Quant aux changements de traitement, vous avez fait fort … très fort !
Lorsque vous avez rajouté du Loxen à mon Coversyl … Puis prescrit du Xatral et du Fludex… Vous ne vous êtes aucunement mis en cause dans les raisons de la montée de ma tension… Ni posé les bonnes questions.
Le stress que vous avez généré n’étai-il pas à l’origine de cette brusque montée ?
Alors, je n’ai pas pris ce médicament…
Et oui !
J’ai encore ma tête et la maîtrise de mon corps et de mes choix.
Et horreur !
Le surlendemain, ma tension était revenue à la normale !
13 /8
Etonnant non ? !
Quant à remplacer Gyndelta en gélules (500mg.) par Urisanol
en stick (36mg.) ???
Vous n’avez certainement pas du regarder ni la composition … Ni les prix !
Idem pour la suppression du Ditropan, incompréhensible après vos assertions d’incontinence…
Votre rêve était de me faire un bilan uro-dynamique… Raté !
Votre déni des capacités de travail collectif de mes Neuro… Médecin traitant … Médecin acupuncteur … Kiné s… Kiné Ostéopathe … Orthophoniste… De mon compagnon et de moi-même … Sont à la mesure de votre Ego !

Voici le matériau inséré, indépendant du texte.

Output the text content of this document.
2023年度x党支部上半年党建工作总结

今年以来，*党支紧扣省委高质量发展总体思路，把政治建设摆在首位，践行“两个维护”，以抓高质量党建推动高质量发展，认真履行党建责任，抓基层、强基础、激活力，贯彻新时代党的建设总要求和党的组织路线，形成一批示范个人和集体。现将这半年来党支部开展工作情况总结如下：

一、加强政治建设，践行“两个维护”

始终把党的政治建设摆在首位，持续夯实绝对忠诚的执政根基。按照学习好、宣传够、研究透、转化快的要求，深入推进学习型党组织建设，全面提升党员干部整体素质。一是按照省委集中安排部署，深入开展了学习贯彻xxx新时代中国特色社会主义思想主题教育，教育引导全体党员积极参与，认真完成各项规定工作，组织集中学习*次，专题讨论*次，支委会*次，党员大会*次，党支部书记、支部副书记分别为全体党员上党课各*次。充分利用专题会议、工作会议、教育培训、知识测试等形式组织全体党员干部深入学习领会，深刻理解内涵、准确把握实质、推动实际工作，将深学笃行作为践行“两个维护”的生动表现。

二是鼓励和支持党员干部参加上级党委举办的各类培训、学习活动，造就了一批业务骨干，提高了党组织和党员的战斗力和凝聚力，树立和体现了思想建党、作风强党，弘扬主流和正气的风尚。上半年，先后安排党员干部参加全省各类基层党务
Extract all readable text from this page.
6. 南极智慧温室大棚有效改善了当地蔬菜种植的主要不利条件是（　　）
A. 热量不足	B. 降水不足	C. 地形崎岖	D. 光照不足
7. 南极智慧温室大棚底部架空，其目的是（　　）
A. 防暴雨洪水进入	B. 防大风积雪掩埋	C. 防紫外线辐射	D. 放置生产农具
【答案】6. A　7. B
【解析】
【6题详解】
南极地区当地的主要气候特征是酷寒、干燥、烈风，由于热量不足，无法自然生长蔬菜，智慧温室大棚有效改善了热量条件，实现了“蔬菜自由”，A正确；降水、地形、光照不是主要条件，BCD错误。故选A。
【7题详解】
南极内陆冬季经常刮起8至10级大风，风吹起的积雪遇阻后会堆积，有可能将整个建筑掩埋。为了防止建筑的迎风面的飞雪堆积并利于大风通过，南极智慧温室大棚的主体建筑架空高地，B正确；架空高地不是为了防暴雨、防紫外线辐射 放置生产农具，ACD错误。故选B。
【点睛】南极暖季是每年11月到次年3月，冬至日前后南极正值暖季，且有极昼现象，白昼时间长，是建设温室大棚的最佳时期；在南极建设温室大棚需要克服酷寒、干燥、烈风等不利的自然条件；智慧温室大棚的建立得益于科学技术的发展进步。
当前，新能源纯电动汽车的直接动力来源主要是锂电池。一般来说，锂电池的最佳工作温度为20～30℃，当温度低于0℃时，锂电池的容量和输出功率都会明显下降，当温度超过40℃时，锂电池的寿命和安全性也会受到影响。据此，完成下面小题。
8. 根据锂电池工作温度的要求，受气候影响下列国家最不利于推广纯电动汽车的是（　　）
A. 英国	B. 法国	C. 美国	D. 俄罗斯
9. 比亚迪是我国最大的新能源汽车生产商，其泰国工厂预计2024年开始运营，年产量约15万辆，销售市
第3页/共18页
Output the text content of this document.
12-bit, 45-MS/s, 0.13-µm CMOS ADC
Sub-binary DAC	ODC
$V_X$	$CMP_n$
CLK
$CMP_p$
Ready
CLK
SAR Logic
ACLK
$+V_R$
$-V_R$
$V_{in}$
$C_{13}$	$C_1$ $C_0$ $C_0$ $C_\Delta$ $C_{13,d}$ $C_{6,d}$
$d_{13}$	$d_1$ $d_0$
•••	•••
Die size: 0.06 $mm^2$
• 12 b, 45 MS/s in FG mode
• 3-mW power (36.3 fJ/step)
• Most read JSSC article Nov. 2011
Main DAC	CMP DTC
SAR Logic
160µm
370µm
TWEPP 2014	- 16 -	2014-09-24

« Pédalage » Vous savez, la petite machine, avec moteur, qui vous permet de pédaler, faire fonctionner vos muscles, sans trop forcer et se fatiguer… Et ben une après midi, la kiné. vient me chercher et me proposer de m’y mettre…
Que du bonheur…
Et j’entame doucettement mon chemin.
Moins de dix minutes …
Elle survint en me disant « il faut laisser la place aux autres » ???
Personne n’attend … Et… Personne sur les autres machines…
« Mais il n’y a personne ! »
La réponse est lapidaire : « c’est moi qui décide ! »
« Barres parallèles » J’avais juste envie de voir si je tenais debout … Et faire, essayer de faire un tout petit essai, un tout petit pas … En connaissant lucidement les difficultés et l’effort nécessaire. (Tout petit pas … Pour l’humanité… Mais immense pour moi)
« Vous ne remarcherez jamais … Vous n’y arriverez pas … »
Je craque … Normal !
« M’effondre » moralement
Et retombe sur le fauteuil.
« Vous voyez ! Je vous l’avais bien dit ! »
« Piscine de rééducation »
Scène 1
« Vous ne pouvez pas en faire tant que vous avez une infection urinaire »
Analyses … Et bien sur … Pas d’infection !
Scène 2
« Vous ne pouvez pas en faire tant que vous êtes incontinente »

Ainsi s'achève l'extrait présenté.